Finance minister Philip Mpango

Dar es Salaam. Tanzania debt to exports ratio has jumped to 205 per cent for 2017, from 172.9 per cent recorded during the previous year, the 2019 International Debts Statistics (IDS) released by the World Bank this week say.

This is, however, still below the ceiling of 240 per cent, which is perceived as danger zone as stipulated by the International Monetary Fund indicators.

The debt to exports ratio is used to calculate a country’s total amount of debt in comparison to its total amount of exports. It’s an important way for countries to measure their independent sustainability.

Tanzania, and other poor countries, enjoyed debt relief under Heavily Indebted Poor Countries (HIPC) in November 2001.

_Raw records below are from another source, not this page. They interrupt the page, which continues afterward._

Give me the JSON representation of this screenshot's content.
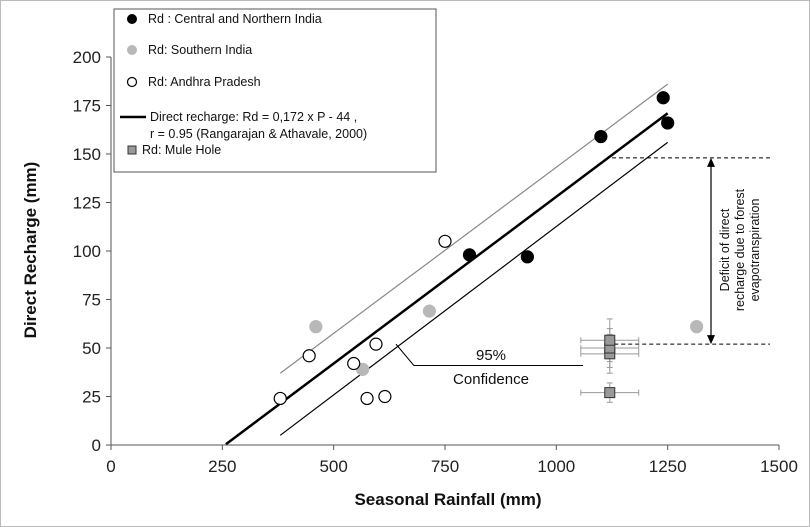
{
  "chart_data": {
    "type": "scatter",
    "xlabel": "Seasonal Rainfall (mm)",
    "ylabel": "Direct Recharge (mm)",
    "xlim": [
      0,
      1500
    ],
    "ylim": [
      0,
      200
    ],
    "x_ticks": [
      "0",
      "250",
      "500",
      "750",
      "1000",
      "1250",
      "1500"
    ],
    "y_ticks": [
      "0",
      "25",
      "50",
      "75",
      "100",
      "125",
      "150",
      "175",
      "200"
    ],
    "grid": false,
    "legend_position": "top-left",
    "legend": {
      "central": "Rd : Central and Northern India",
      "southern": "Rd: Southern India",
      "andhra": "Rd: Andhra Pradesh",
      "line_1": "Direct recharge: Rd = 0,172 x P - 44 ,",
      "line_2": "r = 0.95 (Rangarajan & Athavale, 2000)",
      "mule": "Rd: Mule Hole"
    },
    "series": [
      {
        "name": "Rd : Central and Northern India",
        "color": "#000000",
        "points": [
          [
            805,
            98
          ],
          [
            935,
            97
          ],
          [
            1100,
            159
          ],
          [
            1240,
            179
          ],
          [
            1250,
            166
          ]
        ]
      },
      {
        "name": "Rd: Southern India",
        "color": "#b8b8b8",
        "points": [
          [
            460,
            61
          ],
          [
            565,
            39
          ],
          [
            715,
            69
          ],
          [
            1315,
            61
          ]
        ]
      },
      {
        "name": "Rd: Andhra Pradesh",
        "color": "#ffffff",
        "points": [
          [
            380,
            24
          ],
          [
            445,
            46
          ],
          [
            545,
            42
          ],
          [
            575,
            24
          ],
          [
            595,
            52
          ],
          [
            615,
            25
          ],
          [
            750,
            105
          ]
        ]
      },
      {
        "name": "Rd: Mule Hole",
        "color": "#999999",
        "points": [
          [
            1120,
            27
          ],
          [
            1120,
            47
          ],
          [
            1120,
            50
          ],
          [
            1120,
            54
          ]
        ],
        "x_error": 65,
        "y_error": [
          5,
          10,
          10,
          11
        ]
      }
    ],
    "regression": {
      "slope": 0.172,
      "intercept": -44,
      "x_range": [
        258,
        1250
      ]
    },
    "confidence_upper": {
      "start": [
        380,
        37
      ],
      "end": [
        1250,
        186
      ]
    },
    "confidence_lower": {
      "start": [
        380,
        5
      ],
      "end": [
        1250,
        156
      ]
    },
    "annotation": {
      "confidence_line_1": "95%",
      "confidence_line_2": "Confidence",
      "deficit_line_1": "Deficit of direct",
      "deficit_line_2": "recharge due to forest",
      "deficit_line_3": "evapotranspiration",
      "deficit_top": 148,
      "deficit_bottom": 52
    }
  }
}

At the end of last year 54 per cent of countries in the Sub-Saharan had an external debt-to-export ratio of over 150 per cent, as compared to 28 per cent of countries in 2010 and the number of countries where the ratio surpassed 200 per cent more than doubled, from 6 countries to 14 countries, over the same period, according to the Word Bank-IDS. “Most of these countries are ones that benefitted from HIPC and MDRI relief, including Burundi, Ethiopia, Niger, Senegal and Tanzania,” reads part of the World Bank-IDS.

Last December a report by the International Monetary Fund (IMF) on the country’s debt sustainability analysis for Tanzania indicates that the country still has low risk on external debts distress.

During the June 2018/19 National Budget presentation in the House in June, Finance minister Philip Mpango maintained that the country was still credit-worthy because the ratio of total debts to GNI was below 40 per cent. With regard to indicators on the sources of international borrowing, the IDS data for the country shows that credit from the IMF has declined from $515 million to $459 million in the same period.